A lot of things can be done to shift things one way or another, and each party can cite their fraction of the overall story to justify their desired narrative.
 
I'm not sure if it's going to be implemented in PS4 vs their GNM/GNM+ or if it'll impact their own development, but they do support openGL today, so it would make sense to.
I'd be surprised if an additional API found it's way only PS4. I don't even believe PS4 support OpenGL ES (unlike PS3) and they only reason Sony would add a third is if it's widely used already. It'll probably take a while to gain traction and unlike PS3, I've read zero complaints about PS4 (or specifically the GNM/GNMX APIs) being difficult to work with or adapt too.
 
Try for example to change your scissor rectangle between every draw call and check the CU occupancy (hint: it's not going to look pretty).

It depends if it's because of driver behaviour or rasterizer itself. I would still bet on driver here.
Although it could also be rasterizer, we do know that rasterizer does some pretty non-obvious stuff there (cache misses because of scan order anyone?).
But ok, I concur, the FFP parts are still a problem, let's hope it will be removed soon.
 
A bit OT for this but glNext is Mantle(or a fork), so be interesting to watch all three and how close the performance is on console. Assuming glNext is used on the other console. Interesting stuff for sure, look forward to what it brings.
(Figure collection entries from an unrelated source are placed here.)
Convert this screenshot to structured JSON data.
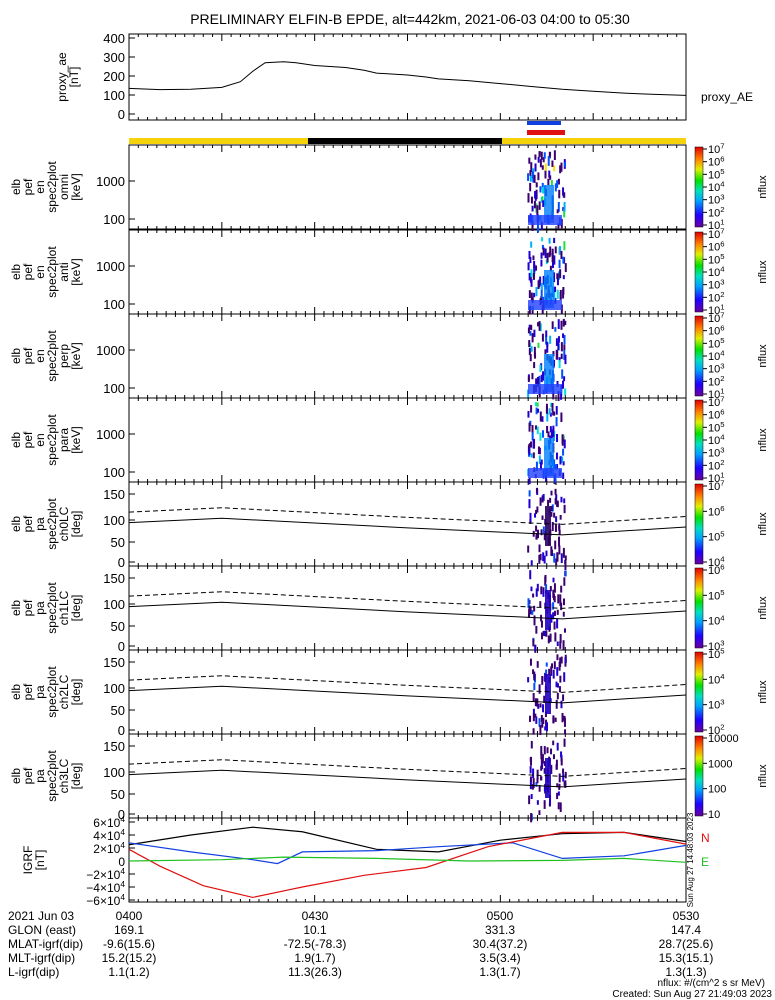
{
  "chart_data": {
    "type": "line",
    "title": "PRELIMINARY ELFIN-B EPDE, alt=442km, 2021-06-03 04:00 to 05:30",
    "panels": [
      {
        "id": "proxy_ae",
        "ylabel": [
          "proxy_ae",
          "[nT]"
        ],
        "yticks": [
          "400",
          "300",
          "200",
          "100",
          "0"
        ],
        "ylim": [
          0,
          400
        ],
        "series": [
          {
            "name": "proxy_AE",
            "x_min": [
              0,
              5,
              10,
              15,
              18,
              20,
              22,
              25,
              27,
              30,
              35,
              38,
              40,
              45,
              48,
              50,
              55,
              60,
              65,
              70,
              75,
              80,
              85,
              90
            ],
            "values": [
              135,
              128,
              130,
              140,
              170,
              225,
              270,
              275,
              270,
              255,
              245,
              230,
              215,
              205,
              195,
              185,
              175,
              160,
              145,
              130,
              120,
              110,
              103,
              98
            ]
          }
        ]
      },
      {
        "id": "omni",
        "ylabel": [
          "elb",
          "pef",
          "en",
          "spec2plot",
          "omni",
          "[keV]"
        ],
        "yticks": [
          "1000",
          "100"
        ],
        "cbar_ticks": [
          "10^7",
          "10^6",
          "10^5",
          "10^4",
          "10^3",
          "10^2",
          "10^1"
        ],
        "cbar_label": "nflux"
      },
      {
        "id": "anti",
        "ylabel": [
          "elb",
          "pef",
          "en",
          "spec2plot",
          "anti",
          "[keV]"
        ],
        "yticks": [
          "1000",
          "100"
        ],
        "cbar_ticks": [
          "10^7",
          "10^6",
          "10^5",
          "10^4",
          "10^3",
          "10^2",
          "10^1"
        ],
        "cbar_label": "nflux"
      },
      {
        "id": "perp",
        "ylabel": [
          "elb",
          "pef",
          "en",
          "spec2plot",
          "perp",
          "[keV]"
        ],
        "yticks": [
          "1000",
          "100"
        ],
        "cbar_ticks": [
          "10^7",
          "10^6",
          "10^5",
          "10^4",
          "10^3",
          "10^2",
          "10^1"
        ],
        "cbar_label": "nflux"
      },
      {
        "id": "para",
        "ylabel": [
          "elb",
          "pef",
          "en",
          "spec2plot",
          "para",
          "[keV]"
        ],
        "yticks": [
          "1000",
          "100"
        ],
        "cbar_ticks": [
          "10^7",
          "10^6",
          "10^5",
          "10^4",
          "10^3",
          "10^2",
          "10^1"
        ],
        "cbar_label": "nflux"
      },
      {
        "id": "ch0LC",
        "ylabel": [
          "elb",
          "pef",
          "pa",
          "spec2plot",
          "ch0LC",
          "[deg]"
        ],
        "yticks": [
          "150",
          "100",
          "50",
          "0"
        ],
        "cbar_ticks": [
          "10^7",
          "10^6",
          "10^5",
          "10^4"
        ],
        "cbar_label": "nflux"
      },
      {
        "id": "ch1LC",
        "ylabel": [
          "elb",
          "pef",
          "pa",
          "spec2plot",
          "ch1LC",
          "[deg]"
        ],
        "yticks": [
          "150",
          "100",
          "50",
          "0"
        ],
        "cbar_ticks": [
          "10^6",
          "10^5",
          "10^4",
          "10^3"
        ],
        "cbar_label": "nflux"
      },
      {
        "id": "ch2LC",
        "ylabel": [
          "elb",
          "pef",
          "pa",
          "spec2plot",
          "ch2LC",
          "[deg]"
        ],
        "yticks": [
          "150",
          "100",
          "50",
          "0"
        ],
        "cbar_ticks": [
          "10^5",
          "10^4",
          "10^3",
          "10^2"
        ],
        "cbar_label": "nflux"
      },
      {
        "id": "ch3LC",
        "ylabel": [
          "elb",
          "pef",
          "pa",
          "spec2plot",
          "ch3LC",
          "[deg]"
        ],
        "yticks": [
          "150",
          "100",
          "50",
          "0"
        ],
        "cbar_ticks": [
          "10000",
          "1000",
          "100",
          "10"
        ],
        "cbar_label": "nflux"
      },
      {
        "id": "IGRF",
        "ylabel": [
          "IGRF",
          "[nT]"
        ],
        "yticks": [
          "6×10^4",
          "4×10^4",
          "2×10^4",
          "0",
          "−2×10^4",
          "−4×10^4",
          "−6×10^4"
        ],
        "ylim": [
          -60000,
          60000
        ],
        "legend": [
          "N",
          "E"
        ],
        "side_note": "Sun Aug 27 14:48:03 2023"
      }
    ],
    "x_ticks": [
      "0400",
      "0430",
      "0500",
      "0530"
    ],
    "ephemeris": {
      "labels": [
        "2021 Jun 03",
        "GLON (east)",
        "MLAT-igrf(dip)",
        "MLT-igrf(dip)",
        "L-igrf(dip)"
      ],
      "rows": [
        [
          "0400",
          "0430",
          "0500",
          "0530"
        ],
        [
          "169.1",
          "10.1",
          "331.3",
          "147.4"
        ],
        [
          "-9.6(15.6)",
          "-72.5(-78.3)",
          "30.4(37.2)",
          "28.7(25.6)"
        ],
        [
          "15.2(15.2)",
          "1.9(1.7)",
          "3.5(3.4)",
          "15.3(15.1)"
        ],
        [
          "1.1(1.2)",
          "11.3(26.3)",
          "1.3(1.7)",
          "1.3(1.3)"
        ]
      ]
    },
    "footer": {
      "units": "nflux: #/(cm^2 s sr MeV)",
      "created": "Created: Sun Aug 27 21:49:03 2023"
    },
    "colors": {
      "red": "#e01010",
      "blue": "#1040e0",
      "green": "#20c020",
      "yellow": "#f5d20a",
      "black": "#000000"
    }
  }
}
Is there actual source for this?
 
A couple of people have mentioned feeling sorry for AMD because of DX12. But I wonder if all of this actually plays into their hands and this was all a calculated risk. I've read that AMD's inferior CPU cores perform closer to Intel when programs are designed for more parallel computing. If Windows 10 does more to take advantage of that as well as DX12 wouldn't it make AMD APUs a very good purchase once they get more tablet and ultra book design wins. Especially since they should be able to get Windows free based on price under Microsoft's new program. Add the new single motherboard design and they could have some really cheap machines that would really push Intel if Carrizo or something later really hits good marks.